Thursday, May 30, 2013

Who Likes Good News? Everyone? Then Good News Everyone!

I’m a little late opining on the desecration of the majestic beauty of the Black Hills of South Dakota by enshrining the Hopiate of the Masses on Mount Rushmore.

The pampered poodle stenographers of a dying media have, since 2007, wielded their power to secure the double immaculation of a corrupt Chicago politician with a flair for mimicking speech patterns and an innate talent for reading from teleprompters.

“Historical judgments take time to form and Obama is still in office,” said George Washington University history professor Edward Berkowitz. “It could be that he will be one of the great presidents, worthy of having his likeness carved on a mountain, but certainly not yet.”

Professor Paul Wahlbeck, a professor and chairman of the political science department at GWU, said he is “reluctant to venerate political leaders while or shortly after they served,” but still remains optimistic.
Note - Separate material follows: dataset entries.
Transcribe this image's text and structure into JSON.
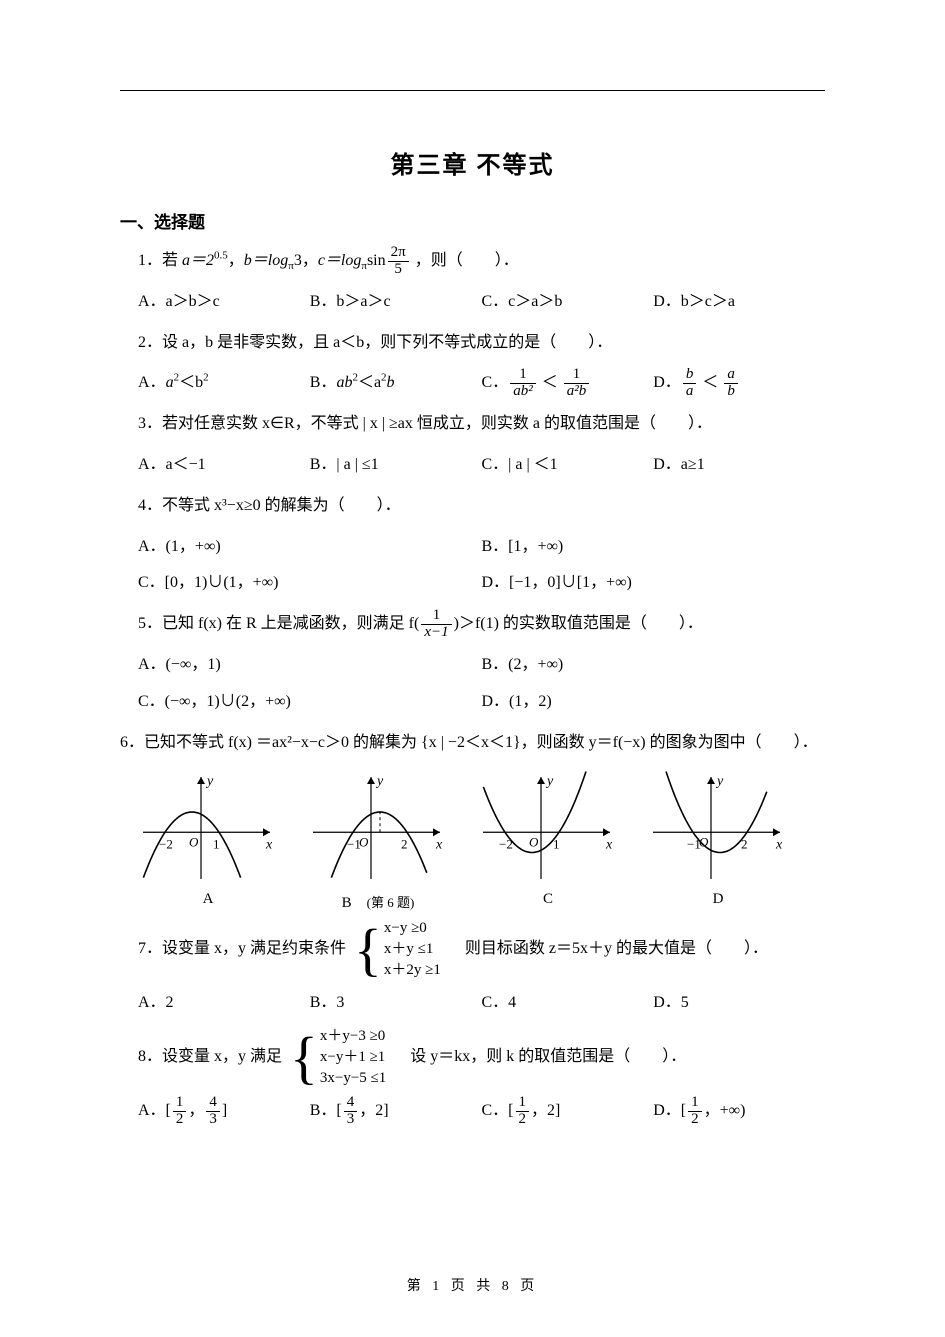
{
  "title": "第三章 不等式",
  "section1": "一、选择题",
  "q1": {
    "stem_pre": "1．若 ",
    "a_eq": "a＝2",
    "a_exp": "0.5",
    "sep1": "，",
    "b_eq": "b＝log",
    "b_sub": "π",
    "b_val": "3",
    "sep2": "，",
    "c_eq": "c＝log",
    "c_sub": "π",
    "c_val_pre": "sin",
    "frac_num": "2π",
    "frac_den": "5",
    "tail": " ，则（　　）．",
    "A": "A．a＞b＞c",
    "B": "B．b＞a＞c",
    "C": "C．c＞a＞b",
    "D": "D．b＞c＞a"
  },
  "q2": {
    "stem": "2．设 a，b 是非零实数，且 a＜b，则下列不等式成立的是（　　）．",
    "A_pre": "A．",
    "A_body": "a",
    "A_exp": "2",
    "A_mid": "＜b",
    "A_exp2": "2",
    "B_pre": "B．",
    "B_body": "ab",
    "B_exp": "2",
    "B_mid": "＜a",
    "B_exp2": "2",
    "B_tail": "b",
    "C_pre": "C．",
    "C_f1n": "1",
    "C_f1d": "ab²",
    "C_mid": " ＜ ",
    "C_f2n": "1",
    "C_f2d": "a²b",
    "D_pre": "D．",
    "D_f1n": "b",
    "D_f1d": "a",
    "D_mid": " ＜ ",
    "D_f2n": "a",
    "D_f2d": "b"
  },
  "q3": {
    "stem": "3．若对任意实数 x∈R，不等式 | x | ≥ax 恒成立，则实数 a 的取值范围是（　　）．",
    "A": "A．a＜−1",
    "B": "B．| a | ≤1",
    "C": "C．| a | ＜1",
    "D": "D．a≥1"
  },
  "q4": {
    "stem": "4．不等式 x³−x≥0 的解集为（　　）．",
    "A": "A．(1，+∞)",
    "B": "B．[1，+∞)",
    "C": "C．[0，1)∪(1，+∞)",
    "D": "D．[−1，0]∪[1，+∞)"
  },
  "q5": {
    "stem_pre": "5．已知 f(x) 在 R 上是减函数，则满足 f(",
    "frac_num": "1",
    "frac_den": "x−1",
    "stem_post": ")＞f(1) 的实数取值范围是（　　）．",
    "A": "A．(−∞，1)",
    "B": "B．(2，+∞)",
    "C": "C．(−∞，1)∪(2，+∞)",
    "D": "D．(1，2)"
  },
  "q6": {
    "stem": "6．已知不等式 f(x) ＝ax²−x−c＞0 的解集为 {x | −2＜x＜1}，则函数 y＝f(−x) 的图象为图中（　　）．",
    "labels": {
      "A": "A",
      "B": "B",
      "C": "C",
      "D": "D"
    },
    "caption": "(第 6 题)",
    "graphs": {
      "axis_color": "#000000",
      "curve_color": "#000000",
      "width": 140,
      "height": 115,
      "A": {
        "open": "down",
        "roots": [
          -2,
          1
        ],
        "xticks": {
          "-2": "−2",
          "1": "1"
        },
        "ylabel": "y",
        "xlabel": "x"
      },
      "B": {
        "open": "down",
        "roots": [
          -1,
          2
        ],
        "xticks": {
          "-1": "−1",
          "2": "2"
        },
        "ylabel": "y",
        "xlabel": "x"
      },
      "C": {
        "open": "up",
        "roots": [
          -2,
          1
        ],
        "xticks": {
          "-2": "−2",
          "1": "1"
        },
        "ylabel": "y",
        "xlabel": "x"
      },
      "D": {
        "open": "up",
        "roots": [
          -1,
          2
        ],
        "xticks": {
          "-1": "−1",
          "2": "2"
        },
        "ylabel": "y",
        "xlabel": "x"
      }
    }
  },
  "q7": {
    "stem_pre": "7．设变量 x，y 满足约束条件",
    "c1": "x−y ≥0",
    "c2": "x＋y ≤1",
    "c3": "x＋2y ≥1",
    "stem_post": "　则目标函数 z＝5x＋y 的最大值是（　　）．",
    "A": "A．2",
    "B": "B．3",
    "C": "C．4",
    "D": "D．5"
  },
  "q8": {
    "stem_pre": "8．设变量 x，y 满足",
    "c1": "x＋y−3 ≥0",
    "c2": "x−y＋1 ≥1",
    "c3": "3x−y−5 ≤1",
    "stem_post": "　设 y＝kx，则 k 的取值范围是（　　）．",
    "A_pre": "A．[",
    "A_f1n": "1",
    "A_f1d": "2",
    "A_mid": "，",
    "A_f2n": "4",
    "A_f2d": "3",
    "A_post": "]",
    "B_pre": "B．[",
    "B_f1n": "4",
    "B_f1d": "3",
    "B_mid": "，2]",
    "C_pre": "C．[",
    "C_f1n": "1",
    "C_f1d": "2",
    "C_mid": "，2]",
    "D_pre": "D．[",
    "D_f1n": "1",
    "D_f1d": "2",
    "D_mid": "，+∞)"
  },
  "footer": "第 1 页 共 8 页"
}
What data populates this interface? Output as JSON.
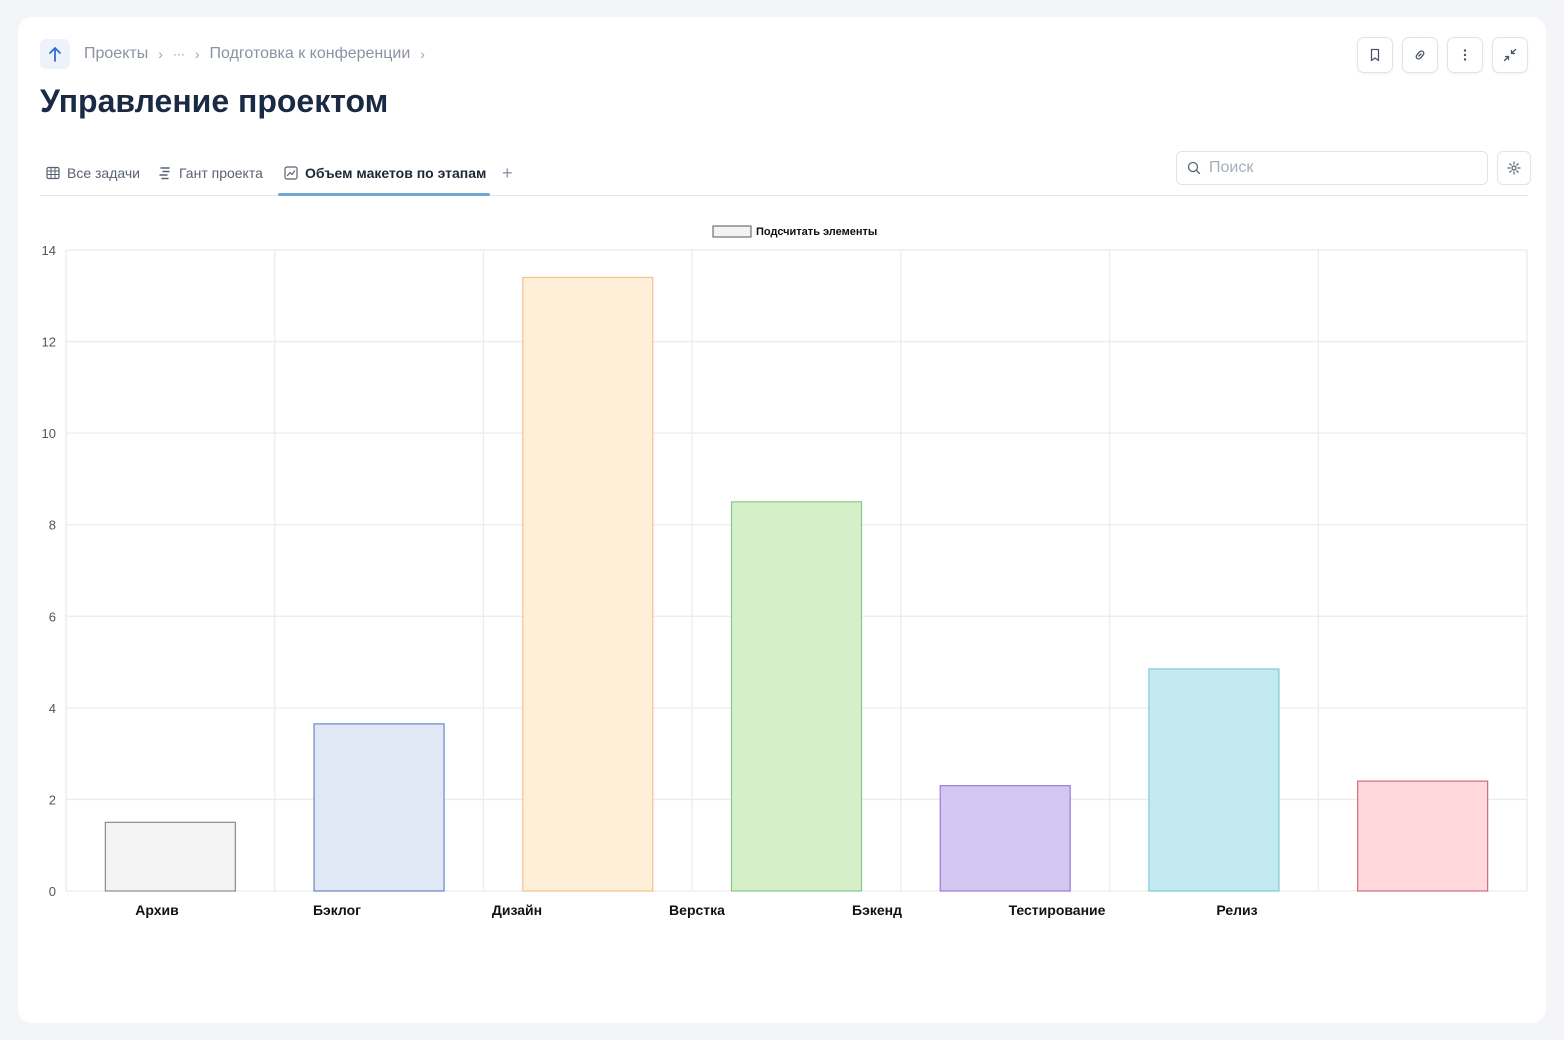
{
  "breadcrumb": {
    "items": [
      "Проекты",
      "···",
      "Подготовка к конференции"
    ]
  },
  "page": {
    "title": "Управление проектом"
  },
  "tabs": [
    {
      "label": "Все задачи",
      "icon": "table-icon"
    },
    {
      "label": "Гант проекта",
      "icon": "gantt-icon"
    },
    {
      "label": "Объем макетов по этапам",
      "icon": "chart-icon",
      "active": true
    }
  ],
  "add_tab_label": "+",
  "search": {
    "placeholder": "Поиск",
    "value": ""
  },
  "toolbar": {
    "icons": [
      "bookmark-icon",
      "link-icon",
      "more-vertical-icon",
      "collapse-icon"
    ]
  },
  "colors": {
    "accent": "#6fa8d6",
    "title": "#1b2a44"
  },
  "chart_data": {
    "type": "bar",
    "legend": {
      "label": "Подсчитать элементы",
      "position": "top-center"
    },
    "categories": [
      "Архив",
      "Бэклог",
      "Дизайн",
      "Верстка",
      "Бэкенд",
      "Тестирование",
      "Релиз",
      ""
    ],
    "values": [
      1.5,
      3.65,
      13.4,
      8.5,
      2.3,
      4.85,
      2.4,
      2.4
    ],
    "bar_colors": [
      {
        "fill": "#f3f3f3",
        "stroke": "#8c8c8c"
      },
      {
        "fill": "#e0e7f5",
        "stroke": "#6f86c5"
      },
      {
        "fill": "#ffefd9",
        "stroke": "#f3c38c"
      },
      {
        "fill": "#d5f0c8",
        "stroke": "#86c98a"
      },
      {
        "fill": "#d3c7f1",
        "stroke": "#9d7ad6"
      },
      {
        "fill": "#c3eaf0",
        "stroke": "#7dcbd6"
      },
      {
        "fill": "#ffd9dc",
        "stroke": "#d06a7f"
      }
    ],
    "yticks": [
      0,
      2,
      4,
      6,
      8,
      10,
      12,
      14
    ],
    "ylim": [
      0,
      14
    ],
    "grid": true
  }
}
“History undoubtedly will accord President Obama a special place by virtue of being the first African American President,” Wahlbeck said in an email to The College Fix.

Five days after the story at The College Fix was picked up by national news outlets, the good professor hastily clarified, “my comment that President Obama would receive a special place in history did not mean it should be on Mount Rushmore.”

Professor Farnsworth has good news for everyone:  Plans are being formulated by the DNC and George Soros to remove Abraham Lincoln from his memorial in DC and replace him with ‘Ol Jug Ears with his feet up on the Resolute Desk.

Won’t that be nice?  We’re so lucky we’re able to worship a tin god.